Printing that is produced for a practical use, but seldom kept afterwards. The press has produced a great deal of this for charitable purposes, and to give away to fellow-printers

e.g. Tickets

You can think of these as mini-posters for the events. My aim has always been to make them reflect the spirit, and to that end I use a wide variety of styles. These examples are just a few of hundreds produced over decades.

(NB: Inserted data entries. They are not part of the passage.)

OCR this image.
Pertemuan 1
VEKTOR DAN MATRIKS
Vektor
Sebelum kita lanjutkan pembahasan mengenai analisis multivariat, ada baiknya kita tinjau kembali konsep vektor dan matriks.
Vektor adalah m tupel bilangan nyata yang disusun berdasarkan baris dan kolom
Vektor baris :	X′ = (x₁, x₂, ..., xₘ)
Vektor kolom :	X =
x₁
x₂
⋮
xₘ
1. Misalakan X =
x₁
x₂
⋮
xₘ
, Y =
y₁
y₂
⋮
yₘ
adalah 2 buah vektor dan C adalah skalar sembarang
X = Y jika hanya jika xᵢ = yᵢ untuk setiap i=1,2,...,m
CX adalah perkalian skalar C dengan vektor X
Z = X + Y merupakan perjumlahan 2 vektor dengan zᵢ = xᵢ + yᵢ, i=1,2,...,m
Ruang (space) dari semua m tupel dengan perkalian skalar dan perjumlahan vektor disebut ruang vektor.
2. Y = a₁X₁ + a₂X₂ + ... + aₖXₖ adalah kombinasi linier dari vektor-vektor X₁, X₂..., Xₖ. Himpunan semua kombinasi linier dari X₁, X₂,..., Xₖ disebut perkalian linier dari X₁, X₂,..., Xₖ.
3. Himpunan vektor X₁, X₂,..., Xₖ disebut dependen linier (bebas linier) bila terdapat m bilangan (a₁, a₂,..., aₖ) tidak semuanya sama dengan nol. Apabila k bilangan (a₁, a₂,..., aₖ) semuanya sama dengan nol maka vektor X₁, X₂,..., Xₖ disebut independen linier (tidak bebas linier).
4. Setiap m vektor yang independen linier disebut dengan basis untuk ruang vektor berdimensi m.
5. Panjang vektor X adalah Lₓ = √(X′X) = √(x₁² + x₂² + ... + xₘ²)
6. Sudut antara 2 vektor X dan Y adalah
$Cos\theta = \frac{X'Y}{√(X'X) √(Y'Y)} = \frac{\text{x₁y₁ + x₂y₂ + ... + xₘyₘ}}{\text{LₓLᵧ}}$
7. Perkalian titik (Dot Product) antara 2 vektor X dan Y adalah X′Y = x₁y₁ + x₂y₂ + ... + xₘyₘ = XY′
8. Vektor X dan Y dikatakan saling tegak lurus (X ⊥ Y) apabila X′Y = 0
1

Letterpress traditionally produced vast amount of ephemera, and to minimise costs, usually, as here, worked with whatever was already to hand: various typefaces, decorative border units and pieces, and stock cast illustrations.

Type Specimen Sheets

Most printers produce specimens of the typefaces they stock both to refer to when designing and to show customers. Typefounders also produced them, but often with random words or phrases, possibly to discourage piracy, whereas printers’ specimens were usually a complete set of characters or as many as filled a standard line.

When I needed to update my specimens after several rather dull versions over the decades, I decided to produce them as SRA3 posters, with the layout in a style to suit the typefaces included, which were grouped by style as much as possible. The full set runs to some 40 sheets, covering several hundred fonts of type. (To a printer, the design is the Typeface, the physical set of one size of that typeface is the Font.)